「官僚離れ」の原因
国家公務員を目指す若者が減り続けている。人事院によると、2022年度の総合職試験の申込者は1万8295人に留まり、2011年度の2万7567人に比べて33.6%の減少になっている。これとは別に、若手官僚が早期退職をするケースも増加の一途をたどっているという。
こうした「官僚離れ」が加速している原因の一つは、その「長時間労働」にあるだろう。国会対応、関係者への連絡調整や根回し、膨大な量の文書作成などのために、深夜まで及ぶ残業が何日も続くというような働き方が、若者たちから敬遠されていることは間違いない。

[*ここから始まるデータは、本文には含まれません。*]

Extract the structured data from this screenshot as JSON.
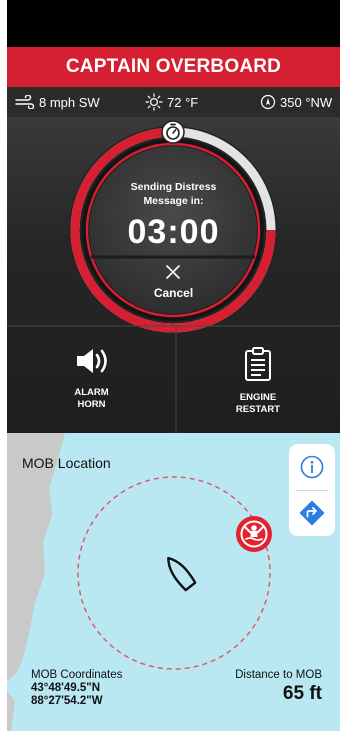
{
  "header": {
    "title": "CAPTAIN OVERBOARD"
  },
  "weather": {
    "wind": {
      "icon": "wind-icon",
      "text": "8 mph SW"
    },
    "temperature": {
      "icon": "sun-icon",
      "text": "72 °F"
    },
    "heading": {
      "icon": "compass-icon",
      "text": "350 °NW"
    }
  },
  "countdown": {
    "message_line1": "Sending Distress",
    "message_line2": "Message in:",
    "time": "03:00",
    "cancel_label": "Cancel",
    "progress_fraction": 0.75
  },
  "actions": [
    {
      "icon": "speaker-icon",
      "line1": "ALARM",
      "line2": "HORN"
    },
    {
      "icon": "clipboard-icon",
      "line1": "ENGINE",
      "line2": "RESTART"
    }
  ],
  "map": {
    "title": "MOB Location",
    "coordinates_label": "MOB Coordinates",
    "latitude": "43°48'49.5\"N",
    "longitude": "88°27'54.2\"W",
    "distance_label": "Distance to MOB",
    "distance_value": "65 ft"
  },
  "colors": {
    "accent_red": "#d61f30",
    "water": "#b9e8f3",
    "land": "#c9c9c9",
    "buttons_blue": "#2a7de1"
  }
}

また、民間企業に比べて初任給が低いことや、昇進や昇給のペースが遅いことなどが、相対的に官僚の仕事に対する魅力を低下させていることも否めないだろう。
しかし、原因は他にもありそうだ。
先日、キャリア官僚の職を中途で辞し、地方公務員に再就職した30代前半の男性と話をする機会があった。その彼が「官僚離れ」の原因だとして挙げていたのは、「官邸による官僚支配」である。
安倍・菅政権下では、内閣官房に置かれた内閣人事局が各省庁の局長や審議官クラスの人事を掌握する制度が確立された。これにより、官僚が政権与党に忖度せざるを得ない仕組みが出来上がってしまった、というのである。
その結果として、各省庁の幹部が首相や閣僚などの顔色を窺い、政治家の思いつきのような政策に振り回されることも少なくないという。そんな上司たちの様子を間近で見ていた彼は、「気持ちが萎えてしまった」のだそうだ。
ちなみに、今の地方公務員としての仕事については、「国での仕事に比べれば小規模ですが、自分たちで施策の企画や立案ができるので、ずっとやりがいがあります」と語っていた。
これは、あくまでも一人の「元官僚」の声に過ぎない。
だが、本気で「官僚離れ」を食い止めようとするのであれば、こうした若者たちの本音に耳を傾けてみる必要があるのではないだろうか。